Assuming that we've got a cluster accessible through kubectl with KServe
already installed, we can deploy our model as:
kubectl apply -f xgboost.yaml
Testing deployed model¶
We can now test our deployed model by sending a sample request.
Note that this request needs to follow the V2 Dataplane protocol. You can see an example payload below:
{
"inputs": [
{
"name": "input-0",
"shape": [2, 4],
"datatype": "FP32",
"data": [
[6.8, 2.8, 4.8, 1.4],
[6.0, 3.4, 4.5, 1.6]
]
}
]
}
Now, assuming that our ingress can be accessed at
${INGRESS_HOST}:${INGRESS_PORT}, we can use curl to send our inference
request as:
You can follow these instructions to find out your ingress IP and port.

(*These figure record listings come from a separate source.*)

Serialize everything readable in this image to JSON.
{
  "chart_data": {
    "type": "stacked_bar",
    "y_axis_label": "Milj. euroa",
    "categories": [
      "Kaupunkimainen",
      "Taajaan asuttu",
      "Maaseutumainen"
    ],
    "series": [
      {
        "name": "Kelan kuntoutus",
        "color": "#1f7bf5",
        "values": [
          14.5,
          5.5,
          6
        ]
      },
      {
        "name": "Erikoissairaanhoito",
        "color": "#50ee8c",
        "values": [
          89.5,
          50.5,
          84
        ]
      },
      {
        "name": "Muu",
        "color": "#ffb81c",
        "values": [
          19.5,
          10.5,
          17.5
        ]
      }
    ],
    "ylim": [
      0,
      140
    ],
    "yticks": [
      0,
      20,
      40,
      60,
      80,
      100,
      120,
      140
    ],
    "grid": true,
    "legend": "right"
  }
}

SERVICE_HOSTNAME=$(kubectl get inferenceservice xgboost-iris -o jsonpath='{.status.url}' | cut -d "/" -f 3)
curl -v \
-H "Host: ${SERVICE_HOSTNAME}" \
-H "Content-Type: application/json" \
-d @./iris-input.json \
http://${INGRESS_HOST}:${INGRESS_PORT}/v2/models/xgboost-iris/infer
The output will be something similar to:
{
"id": "4e546709-0887-490a-abd6-00cbc4c26cf4",
"model_name": "xgboost-iris",
"model_version": "v1.0.0",
"outputs": [
{
"data": [1.0, 1.0],
"datatype": "FP32",
"name": "predict",
"parameters": null,
"shape": [2]
}
]
}